Bob, a very long suffering man was browsing through his hunting magazine during an unusually quiet evening…dreaming of his up-coming annual deer
hunting trip to his favourite wooded hills…when his wife glanced over at him.
"Why don't you ever take me on your hunting trips Bob? Why do you never offer to take me? I need a holiday too you know! We haven't
taken a holiday together since we took my mother with us on honeymoon. I want to go with you".
Bob, shuddering at the thought of the tranquillity of his Secret Wood being shattered by the presence of his wife, quickly countered "Well Enid,
there's lots of spiders and things that go bump in the dark and anyway, you don't have any outdoor clothes and you don't
shoot".
"Well I want to learn dammit!" his wife declared.
Enid kept up the barrage for weeks until poor old Bob just caved in. Camouflage jacket and trousers were bought and she even took shooting lessons at
the local rifle club.
The week of Bob's annual hunting holiday arrived and he and Enid loaded up the car and set off for Bob's Secret Wood. When he had to stop
for the second time to purchase something that Enid had forgotten to pack, Bob pulled his ear plugs out of his pocket and stuck them in his ears for
a bit of quiet. After a six hour drive they arrived and set up camp for the night and Bob, still wearing his ear plugs, declared he was going to have
an early night. The following day got off to a slow start because Bob had to drive Enid into the nearest town so she could find a toilet and then go
and buy some napkins for their breakfast.
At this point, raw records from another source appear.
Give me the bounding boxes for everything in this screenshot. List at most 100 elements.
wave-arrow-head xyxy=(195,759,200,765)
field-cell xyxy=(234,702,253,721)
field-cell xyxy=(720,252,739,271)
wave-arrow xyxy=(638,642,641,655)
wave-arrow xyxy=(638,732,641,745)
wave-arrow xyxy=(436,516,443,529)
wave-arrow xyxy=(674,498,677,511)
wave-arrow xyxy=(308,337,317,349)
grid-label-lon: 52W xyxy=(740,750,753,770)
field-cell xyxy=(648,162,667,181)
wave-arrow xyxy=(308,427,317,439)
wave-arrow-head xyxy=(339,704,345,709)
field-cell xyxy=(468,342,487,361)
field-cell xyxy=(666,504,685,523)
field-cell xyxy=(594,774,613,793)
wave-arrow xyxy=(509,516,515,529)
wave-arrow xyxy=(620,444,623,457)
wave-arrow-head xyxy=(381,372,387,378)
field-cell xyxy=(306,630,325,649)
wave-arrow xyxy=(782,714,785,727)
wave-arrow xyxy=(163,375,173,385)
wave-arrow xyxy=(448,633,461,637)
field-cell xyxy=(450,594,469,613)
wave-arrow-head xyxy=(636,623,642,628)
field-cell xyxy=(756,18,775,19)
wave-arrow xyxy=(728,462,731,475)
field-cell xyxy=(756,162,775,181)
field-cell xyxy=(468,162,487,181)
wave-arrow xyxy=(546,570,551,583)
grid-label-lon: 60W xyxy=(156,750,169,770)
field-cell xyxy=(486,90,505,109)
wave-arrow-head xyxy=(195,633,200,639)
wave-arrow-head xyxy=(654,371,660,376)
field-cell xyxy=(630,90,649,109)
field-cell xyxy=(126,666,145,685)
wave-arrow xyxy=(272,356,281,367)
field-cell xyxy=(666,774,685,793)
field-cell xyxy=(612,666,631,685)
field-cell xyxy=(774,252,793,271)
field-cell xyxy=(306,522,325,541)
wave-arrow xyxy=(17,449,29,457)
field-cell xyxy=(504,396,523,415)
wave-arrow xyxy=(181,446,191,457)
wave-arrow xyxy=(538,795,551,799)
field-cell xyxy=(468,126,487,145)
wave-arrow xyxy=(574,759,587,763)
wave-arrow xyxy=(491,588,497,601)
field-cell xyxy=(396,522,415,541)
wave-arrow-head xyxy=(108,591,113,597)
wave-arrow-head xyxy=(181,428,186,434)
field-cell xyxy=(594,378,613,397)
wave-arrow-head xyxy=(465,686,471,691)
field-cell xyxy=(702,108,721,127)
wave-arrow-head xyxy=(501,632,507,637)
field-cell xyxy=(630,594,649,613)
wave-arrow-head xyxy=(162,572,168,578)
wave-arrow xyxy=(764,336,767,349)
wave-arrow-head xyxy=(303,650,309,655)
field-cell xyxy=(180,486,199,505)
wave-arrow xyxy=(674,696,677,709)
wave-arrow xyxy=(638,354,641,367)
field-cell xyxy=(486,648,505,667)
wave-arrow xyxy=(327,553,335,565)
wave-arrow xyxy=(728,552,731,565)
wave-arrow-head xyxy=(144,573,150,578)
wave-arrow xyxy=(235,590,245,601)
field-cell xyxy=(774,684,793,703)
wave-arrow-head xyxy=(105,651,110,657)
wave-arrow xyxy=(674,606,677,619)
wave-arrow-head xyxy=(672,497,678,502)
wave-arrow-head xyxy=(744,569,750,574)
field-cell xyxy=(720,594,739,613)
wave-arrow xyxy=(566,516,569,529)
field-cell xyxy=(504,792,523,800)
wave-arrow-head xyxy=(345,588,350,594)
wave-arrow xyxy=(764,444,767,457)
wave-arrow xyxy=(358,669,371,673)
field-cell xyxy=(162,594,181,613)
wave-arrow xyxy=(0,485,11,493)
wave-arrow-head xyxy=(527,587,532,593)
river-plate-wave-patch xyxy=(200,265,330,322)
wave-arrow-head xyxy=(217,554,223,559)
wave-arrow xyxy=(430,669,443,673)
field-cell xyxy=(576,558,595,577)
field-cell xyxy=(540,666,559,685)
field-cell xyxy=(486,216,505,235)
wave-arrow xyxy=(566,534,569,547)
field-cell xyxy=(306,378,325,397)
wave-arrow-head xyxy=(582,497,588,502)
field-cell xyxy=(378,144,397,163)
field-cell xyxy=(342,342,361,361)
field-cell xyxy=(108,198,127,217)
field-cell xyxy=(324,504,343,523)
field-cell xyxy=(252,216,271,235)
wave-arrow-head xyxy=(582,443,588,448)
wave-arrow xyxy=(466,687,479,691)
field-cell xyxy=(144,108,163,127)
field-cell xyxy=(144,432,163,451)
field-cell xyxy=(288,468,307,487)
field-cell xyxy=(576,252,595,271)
Eventually they geared up and started off into the woods. After a while they came to a small clearing where a big oak tree stood. Bob set Enid's
rifle against the tree and gave her a leg up into the fork of the tree. As he was handing the rifle up to Enid she said "Where are you going to
sit?"
Bob said "I'm going up the trail to a big tree I spotted last year. I have a really good feeling it will be the perfect position".
"Well what happens if I shoot something?" Enid asked.
"Don't worry" said Bob "I'll hear your shot and I'll come back and give you a hand".
Finally, Bob was alone and heading towards the spot he'd been dreaming about for the past year, when suddenly, a shot rang out.
Bob hadn't gone far and could clearly hear his wife's excited voice breaking the serene silence. As he approached the clearing he could also
make out the voice of a man who seemed somewhat distressed. Bob was walking quickly now towards the big oak tree and he could see a tall man in riding
gear spreading his arms to the heavens.
"Alright! Alright! Alright!" shouted the man, "You're quite right…it IS a deer, but do you mind if I retrieve my saddle and tack
from it before I get out of here?"
i don't get it
has enid shot his horse or why is he riding a deer?
she shot his horse but he didnt dare argue!
Its cause women are NEVER wrong especially when there's blood involved
Was kinda expecting Bob to shoot Enid!
[tumble weed] ahh, now i get it [/tumble weed]
Harry and Joe went out hunting one night and after half an hour trecking through the woods Joe fell down and started gasping then stopped and went all quiet. Harry panicked and phoned emergency services. The operator said," Calm down please, what's the problem". Harry replied, " My friend fell down and now he's not moving. I think he's dead" The operator said, " Let's just make sure shall we?" The phone went quiet and then there was a gunshot. Harry replies, "O.K. Now what?"